Während die Frauen zunehmend Wert auf eine möglichst natürliche und persönliche Kleinkindzeit legen (ausgeprägte Stillzeit, etc.), die Kleinkindzeit als einzigartige Möglichkeit persönlichen Wachstums sehen, die sie auf keinen Fall versäumen wollen, wird in Bezug auf die Vereinbarkeit von Beruf und Familie das Hauptaugenmerk auf den Ausbau institutioneller Kinderbetreuung und das Abschöpfen brachliegender Arbeitskräftepotentiale von Müttern gelegt. Der Widerspruch, der zwischen Selbst- und Fremdkonstruktion besteht, hinterlasse die Frauen oft in einem Dilemma, dessen Auflösung bei ihnen selbst bleibt.

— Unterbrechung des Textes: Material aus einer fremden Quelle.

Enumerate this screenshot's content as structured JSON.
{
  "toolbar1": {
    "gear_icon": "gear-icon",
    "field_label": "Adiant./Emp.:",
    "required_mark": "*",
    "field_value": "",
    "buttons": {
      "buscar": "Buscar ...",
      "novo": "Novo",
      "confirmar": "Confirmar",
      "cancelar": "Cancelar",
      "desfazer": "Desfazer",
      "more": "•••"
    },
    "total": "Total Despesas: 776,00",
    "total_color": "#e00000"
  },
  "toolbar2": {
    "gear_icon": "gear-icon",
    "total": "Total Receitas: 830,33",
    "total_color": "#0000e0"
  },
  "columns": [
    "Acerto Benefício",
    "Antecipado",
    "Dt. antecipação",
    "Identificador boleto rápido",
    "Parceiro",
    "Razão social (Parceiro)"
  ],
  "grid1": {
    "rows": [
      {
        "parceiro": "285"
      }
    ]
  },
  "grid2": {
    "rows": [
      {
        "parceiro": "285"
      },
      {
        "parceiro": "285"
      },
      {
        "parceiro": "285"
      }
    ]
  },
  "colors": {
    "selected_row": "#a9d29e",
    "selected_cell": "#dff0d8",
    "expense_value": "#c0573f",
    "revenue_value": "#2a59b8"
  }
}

So unterstreicht dieser Sammelband auf gelungene Weise die Notwendigkeit, Mutterschaft im öffentlichen, betrieblichen und politischen Diskurs sehr viel mehr als bislang in seiner Vielschichtigkeit zu sehen und Lösungsansätze zum Abbau von Spannungen zu entwickeln, die in der Widersprüchlichkeit von Erfahrung und Konstruktion von Mutterschaft heute begründet liegen.

 

Krüger-Kirn, Helga; Wolf, Laura (Hrsg.) (2018): Mutterschaft zwischen Konstruktion und Erfahrung. Aktuelle Studien und Standpunkte. Berlin & Toronto: Verlag Barbara Budrich.